I’m about to turn 36, and that’s the only gray hair I’ve ever had. After I escaped from that job, it even grew back brown. My mother, at 56, has never even had one. Her mother didn’t go gray until the illness that took her life in her 70s. (My father’s side, for the record, goes salt-and-pepper in their 20s, so I know I don’t take after him.) It’s a “blessing” of genetics, but I’m starting to question how much of a blessing it is.

It doesn’t help that, regardless of my hair color, I looked 17 at 25 and now look 25 at 35. I live in a big college city and people constantly assume I’m a student. I spent most of my 20s trying to reassure people I was actually legal. I keep my driver’s license handy so I can whip it out as proof that I’m not a kid. A bouncer at a club once was intent on finding the flaw that proved my ID was fake or at the very least belonged to my older sister. A friend who I graduated high school with was, on multiple occasions, mistaken for my father. Another friend joked that he assumed anyone who dated me was a closet pedophile.

People always said I’d appreciate my youthful looks when I was older, but honestly, I’m still not seeing it.

Because looking much younger than you are — not just for a night out partying but every single day — really, really sucks. There’s a respect that comes with age that I don’t receive. I have an untraditional life — I’m a lesbian, I’m taking some single time after spending most of my life in serious relationships with men thanks to self-denial, and I just don’t want to have children. Maybe if I had some gray hairs, people who are even younger than me would stop telling me I’ll change my mind and want to settle down to have a family someday.

No, my sleep-all-day, work-all-night solo lifestyle is the result of conscious decisions based on many years of valid life experience and not just juvenile whim.

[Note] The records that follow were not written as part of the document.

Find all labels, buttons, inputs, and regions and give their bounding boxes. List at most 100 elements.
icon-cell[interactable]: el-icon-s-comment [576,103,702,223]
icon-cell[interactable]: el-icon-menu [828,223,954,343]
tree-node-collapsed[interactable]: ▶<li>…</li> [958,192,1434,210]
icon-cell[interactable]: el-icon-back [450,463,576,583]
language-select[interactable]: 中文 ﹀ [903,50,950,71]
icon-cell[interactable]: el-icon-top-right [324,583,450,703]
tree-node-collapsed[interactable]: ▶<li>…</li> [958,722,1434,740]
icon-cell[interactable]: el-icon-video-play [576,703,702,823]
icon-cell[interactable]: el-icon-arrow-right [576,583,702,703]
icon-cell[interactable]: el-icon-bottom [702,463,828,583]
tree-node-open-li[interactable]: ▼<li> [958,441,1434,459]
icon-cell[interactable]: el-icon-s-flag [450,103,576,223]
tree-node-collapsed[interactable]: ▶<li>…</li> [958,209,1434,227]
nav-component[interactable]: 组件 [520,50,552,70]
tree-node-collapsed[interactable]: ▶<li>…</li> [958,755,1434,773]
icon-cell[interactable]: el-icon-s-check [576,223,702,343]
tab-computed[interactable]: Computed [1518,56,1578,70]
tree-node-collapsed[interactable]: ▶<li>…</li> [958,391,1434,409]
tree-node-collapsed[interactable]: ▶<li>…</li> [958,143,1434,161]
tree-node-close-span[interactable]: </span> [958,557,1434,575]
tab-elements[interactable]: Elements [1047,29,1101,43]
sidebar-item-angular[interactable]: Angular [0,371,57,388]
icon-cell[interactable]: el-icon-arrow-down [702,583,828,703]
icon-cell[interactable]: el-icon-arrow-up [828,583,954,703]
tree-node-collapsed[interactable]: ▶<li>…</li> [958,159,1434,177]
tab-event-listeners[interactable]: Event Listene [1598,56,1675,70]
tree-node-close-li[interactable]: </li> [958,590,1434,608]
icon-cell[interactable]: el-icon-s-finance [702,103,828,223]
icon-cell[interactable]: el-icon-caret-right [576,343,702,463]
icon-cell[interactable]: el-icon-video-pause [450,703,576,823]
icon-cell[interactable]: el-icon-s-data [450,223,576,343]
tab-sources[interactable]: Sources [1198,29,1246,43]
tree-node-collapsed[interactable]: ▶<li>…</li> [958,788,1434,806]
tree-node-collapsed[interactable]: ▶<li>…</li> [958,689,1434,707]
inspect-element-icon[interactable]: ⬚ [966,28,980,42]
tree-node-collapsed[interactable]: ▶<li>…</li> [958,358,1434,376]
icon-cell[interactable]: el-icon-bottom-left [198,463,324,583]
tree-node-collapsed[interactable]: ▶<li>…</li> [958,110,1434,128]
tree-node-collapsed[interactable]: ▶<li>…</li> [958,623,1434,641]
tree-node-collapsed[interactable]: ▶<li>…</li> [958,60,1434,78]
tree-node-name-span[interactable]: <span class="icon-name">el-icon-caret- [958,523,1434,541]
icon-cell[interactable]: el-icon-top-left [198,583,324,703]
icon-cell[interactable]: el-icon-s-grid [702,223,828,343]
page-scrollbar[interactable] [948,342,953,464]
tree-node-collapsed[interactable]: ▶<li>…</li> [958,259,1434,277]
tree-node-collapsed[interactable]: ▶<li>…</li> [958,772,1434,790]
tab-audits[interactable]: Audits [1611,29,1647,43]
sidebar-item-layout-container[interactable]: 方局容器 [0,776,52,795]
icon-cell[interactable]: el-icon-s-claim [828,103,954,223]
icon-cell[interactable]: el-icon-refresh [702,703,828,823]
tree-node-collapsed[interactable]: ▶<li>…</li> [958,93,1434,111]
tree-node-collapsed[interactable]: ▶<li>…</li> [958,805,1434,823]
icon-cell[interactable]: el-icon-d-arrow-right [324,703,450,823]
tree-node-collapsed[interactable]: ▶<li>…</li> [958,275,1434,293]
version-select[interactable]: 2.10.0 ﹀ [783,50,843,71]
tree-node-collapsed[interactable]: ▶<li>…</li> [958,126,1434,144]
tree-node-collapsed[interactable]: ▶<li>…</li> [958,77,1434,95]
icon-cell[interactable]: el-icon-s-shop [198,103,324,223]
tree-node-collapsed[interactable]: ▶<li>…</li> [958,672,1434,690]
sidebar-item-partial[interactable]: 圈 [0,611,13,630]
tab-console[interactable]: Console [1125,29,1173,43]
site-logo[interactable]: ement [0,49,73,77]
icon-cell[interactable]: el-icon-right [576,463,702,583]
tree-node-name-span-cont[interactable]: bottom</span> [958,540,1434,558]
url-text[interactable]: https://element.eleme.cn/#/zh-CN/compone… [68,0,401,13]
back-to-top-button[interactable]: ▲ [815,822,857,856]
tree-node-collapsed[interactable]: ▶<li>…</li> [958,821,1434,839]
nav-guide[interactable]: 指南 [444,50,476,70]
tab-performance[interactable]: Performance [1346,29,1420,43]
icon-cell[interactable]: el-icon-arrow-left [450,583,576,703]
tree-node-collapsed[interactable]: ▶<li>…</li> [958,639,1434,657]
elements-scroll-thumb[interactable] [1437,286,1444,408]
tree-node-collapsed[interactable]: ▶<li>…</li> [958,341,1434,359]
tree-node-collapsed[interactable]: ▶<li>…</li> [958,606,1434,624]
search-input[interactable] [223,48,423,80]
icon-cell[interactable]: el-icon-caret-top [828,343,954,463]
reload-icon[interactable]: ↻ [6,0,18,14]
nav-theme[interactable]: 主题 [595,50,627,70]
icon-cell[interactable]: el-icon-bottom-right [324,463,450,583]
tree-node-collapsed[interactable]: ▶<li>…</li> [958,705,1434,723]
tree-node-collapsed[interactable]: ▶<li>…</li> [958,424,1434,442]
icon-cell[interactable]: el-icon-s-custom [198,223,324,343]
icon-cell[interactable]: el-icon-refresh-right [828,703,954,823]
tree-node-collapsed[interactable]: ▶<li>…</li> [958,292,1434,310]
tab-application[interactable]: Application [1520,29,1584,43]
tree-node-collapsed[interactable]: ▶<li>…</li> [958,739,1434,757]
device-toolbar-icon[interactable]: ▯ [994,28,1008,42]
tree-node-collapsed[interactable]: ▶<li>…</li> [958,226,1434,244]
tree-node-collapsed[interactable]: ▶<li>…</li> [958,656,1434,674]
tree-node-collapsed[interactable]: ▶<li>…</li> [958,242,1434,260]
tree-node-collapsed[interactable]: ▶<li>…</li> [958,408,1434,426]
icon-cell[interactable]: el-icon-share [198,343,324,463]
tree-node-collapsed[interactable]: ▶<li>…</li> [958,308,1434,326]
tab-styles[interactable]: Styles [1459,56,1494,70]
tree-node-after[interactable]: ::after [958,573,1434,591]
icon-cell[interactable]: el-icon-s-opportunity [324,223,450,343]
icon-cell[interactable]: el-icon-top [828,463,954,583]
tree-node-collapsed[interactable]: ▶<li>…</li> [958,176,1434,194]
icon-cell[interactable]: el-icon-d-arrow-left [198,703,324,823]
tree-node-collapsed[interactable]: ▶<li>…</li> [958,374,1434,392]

And what do I get out of looking young? Being more attractive to younger men? I’m an introverted lesbian with an anxiety disorder. I’d much prefer to be occasionally taken seriously.

I could live with my baby face if I just had some gray hair to offset it. Most people who look younger than they are eventually get that much to balance it out. But not me. I’m “blessed” with a lifetime of not being taken seriously, of having my choices dismissed, of even getting passed up for promotions because of vague claims that I wasn’t respected enough. Nature, throw me a bone here!

I know a lot of people, especially women, hate going gray. But I for one could really go for some of that visible aging right about now.

J. J. Ulm is a fiction writer living in Ohio.